杜允明这才想起向众人解释,原来孙老多年前也是太医,那时杜允明还跟着他学了几年医术,后来孙老为求更深的医道选择离开皇宫,四处云游,没想到却能再见。
“方才是我等无礼,还请先生见谅。”一听孙老也出自太医院,且还是前辈,关远青连忙躬身致歉。
孙老瞥了他一眼,暗想:早干嘛去了?
摆了摆手:“这礼,老夫可受不起。”
说完又走到明月与李氏身边,“老夫不过受人之托,忠人之事。

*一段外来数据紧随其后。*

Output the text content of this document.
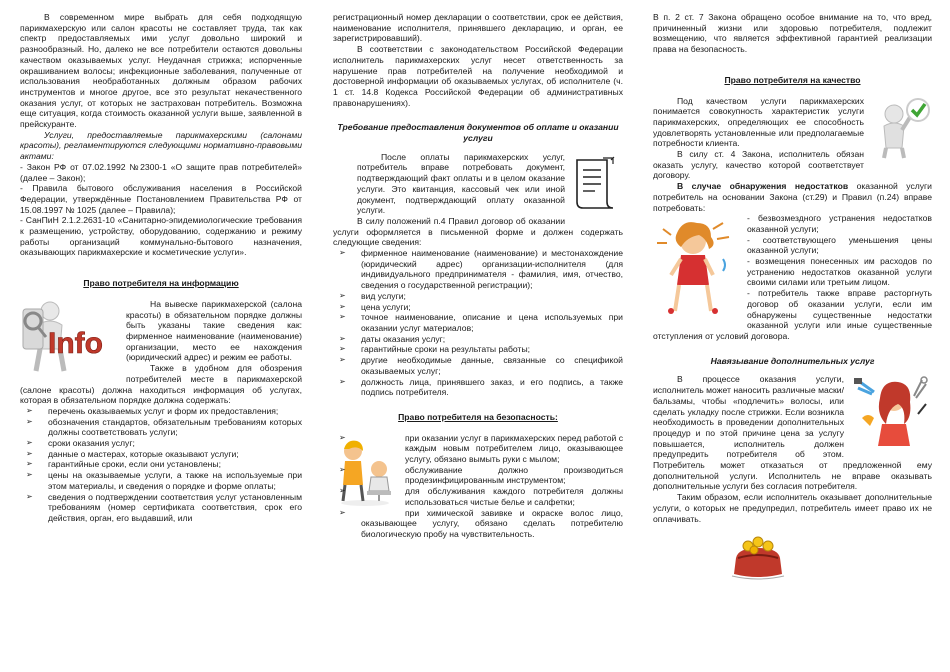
В современном мире выбрать для себя подходящую парикмахерскую или салон красоты не составляет труда, так как спектр предоставляемых ими услуг довольно широкий и разнообразный. Но, далеко не все потребители остаются довольны качеством оказываемых услуг. Неудачная стрижка; испорченные окрашиванием волосы; инфекционные заболевания, полученные от использования необработанных должным образом рабочих инструментов и многое другое, все это результат некачественного оказания услуг, от которых не застрахован потребитель. Возможна еще ситуация, когда стоимость оказанной услуги выше, заявленной в прейскуранте.

Услуги, предоставляемые парикмахерскими (салонами красоты), регламентируются следующими нормативно-правовыми актами:

- Закон РФ от 07.02.1992 №2300-1 «О защите прав потребителей» (далее – Закон);
- Правила бытового обслуживания населения в Российской Федерации, утверждённые Постановлением Правительства РФ от 15.08.1997 № 1025 (далее – Правила);
- СанПиН 2.1.2.2631-10 «Санитарно-эпидемиологические требования к размещению, устройству, оборудованию, содержанию и режиму работы организаций коммунально-бытового назначения, оказывающих парикмахерские и косметические услуги».
Право потребителя на информацию
Info

На вывеске парикмахерской (салона красоты) в обязательном порядке должны быть указаны такие сведения как: фирменное наименование (наименование) организации, место ее нахождения (юридический адрес) и режим ее работы.

Также в удобном для обозрения потребителей месте в парикмахерской (салоне красоты) должна находиться информация об услугах, которая в обязательном порядке должна содержать:

➢ перечень оказываемых услуг и форм их предоставления;
➢ обозначения стандартов, обязательным требованиям которых должны соответствовать услуги;
➢ сроки оказания услуг;
➢ данные о мастерах, которые оказывают услуги;
➢ гарантийные сроки, если они установлены;
➢ цены на оказываемые услуги, а также на используемые при этом материалы, и сведения о порядке и форме оплаты;
➢ сведения о подтверждении соответствия услуг установленным требованиям (номер сертификата соответствия, срок его действия, орган, его выдавший, или

регистрационный номер декларации о соответствии, срок ее действия, наименование исполнителя, принявшего декларацию, и орган, ее зарегистрировавший).

В соответствии с законодательством Российской Федерации исполнитель парикмахерских услуг несет ответственность за нарушение прав потребителей на получение необходимой и достоверной информации об оказываемых услугах, об исполнителе (ч. 1 ст. 14.8 Кодекса Российской Федерации об административных правонарушениях).

Требование предоставления документов об оплате и оказании услуги

После оплаты парикмахерских услуг, потребитель вправе потребовать документ, подтверждающий факт оплаты и в целом оказание услуги. Это квитанция, кассовый чек или иной документ, подтверждающий оплату оказанной услуги.

В силу положений п.4 Правил договор об оказании услуги оформляется в письменной форме и должен содержать следующие сведения:

➢ фирменное наименование (наименование) и местонахождение (юридический адрес) организации-исполнителя (для индивидуального предпринимателя - фамилия, имя, отчество, сведения о государственной регистрации);
➢ вид услуги;
➢ цена услуги;
➢ точное наименование, описание и цена используемых при оказании услуг материалов;
➢ даты оказания услуг;
➢ гарантийные сроки на результаты работы;
➢ другие необходимые данные, связанные со спецификой оказываемых услуг;
➢ должность лица, принявшего заказ, и его подпись, а также подпись потребителя.
Право потребителя на безопасность:
➢ при оказании услуг в парикмахерских перед работой с каждым новым потребителем лицо, оказывающее услугу, обязано вымыть руки с мылом;
➢ обслуживание должно производиться продезинфицированным инструментом;
➢ для обслуживания каждого потребителя должны использоваться чистые белье и салфетки;
➢ при химической завивке и окраске волос лицо, оказывающее услугу, обязано сделать потребителю биологическую пробу на чувствительность.

В п. 2 ст. 7 Закона обращено особое внимание на то, что вред, причиненный жизни или здоровью потребителя, подлежит возмещению, что является эффективной гарантией реализации права на безопасность.

Право потребителя на качество

Под качеством услуги парикмахерских понимается совокупность характеристик услуги парикмахерских, определяющих ее способность удовлетворять установленные или предполагаемые потребности клиента.

В силу ст. 4 Закона, исполнитель обязан оказать услугу, качество которой соответствует договору.

В случае обнаружения недостатков оказанной услуги потребитель на основании Закона (ст.29) и Правил (п.24) вправе потребовать:

- безвозмездного устранения недостатков оказанной услуги;
- соответствующего уменьшения цены оказанной услуги;
- возмещения понесенных им расходов по устранению недостатков оказанной услуги своими силами или третьим лицом.
- потребитель также вправе расторгнуть договор об оказании услуги, если им обнаружены существенные недостатки оказанной услуги или иные существенные отступления от условий договора.
Навязывание дополнительных услуг

В процессе оказания услуги, исполнитель может наносить различные маски/бальзамы, чтобы «подлечить» волосы, или сделать укладку после стрижки. Если возникла необходимость в проведении дополнительных процедур и по этой причине цена за услугу повышается, исполнитель должен предупредить потребителя об этом. Потребитель может отказаться от предложенной ему дополнительной услуги. Исполнитель не вправе оказывать дополнительные услуги без согласия потребителя.

Таким образом, если исполнитель оказывает дополнительные услуги, о которых не предупредил, потребитель имеет право их не оплачивать.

”
完全不想与其他人扯上关系的模样。
被躲开的关远青躬着身子,十分尴尬,只是出于文人的风骨仪态,他还是将这个礼行完才起。
明月微微一笑,看向雷氏:“既然误会都解释清楚了,可否让孙女和母亲先进去看看父兄?”
若不是孙老给她打眼色,让她知道他已替二人诊治,她早就不管不顾冲进去了。
雷氏与关远青母子方才都被人下了脸面,心虚地没有说话,二婶薛氏这时赶忙出来打圆场:“大嫂和明月赶紧进去看看吧!”
朝薛氏微微颔首,明月与李氏这才进屋,孙老与杜太医也跟着进去了。
进了屋,虽早有心理准备,可等真真切切见到时,明月还是不由心头一抽。
此时卧室内摆着两张床,东侧床上躺着的是关远山,在明月印象中,他一直是挺拔坚毅、威风凛凛的模样。
然而此时的他面色发白,两颊微陷,身上道道或深或浅的疤痕十分刺目,胸口一处还用纱布裹着,隐隐能见上面鲜红的印记。
西侧的关明义也好不到哪儿去。
往日的意气风发消失不见,此时如枯槁般躺着,瞧不见一丝生气,身上伤痕遍布,唯一不同的便是被纱布包裹的不是胸口,而是右臂。
以前在燕城时二人也受过伤,却从没像现在这般,无声无息,只能从尚在起伏的胸口看到一丝活气。
两人身上此刻都还插着银针,明月转头问孙老:“这些银针何时可取下来?”
孙老上前掀了二人被褥,在腿部看了看,道:“再过一刻钟。”
明月顺着他视线望去,只见二人露在外面的小腿至双脚竟都变得漆黑,瞧着甚是骇人。
“这是怎么回事?”李氏的声音发颤。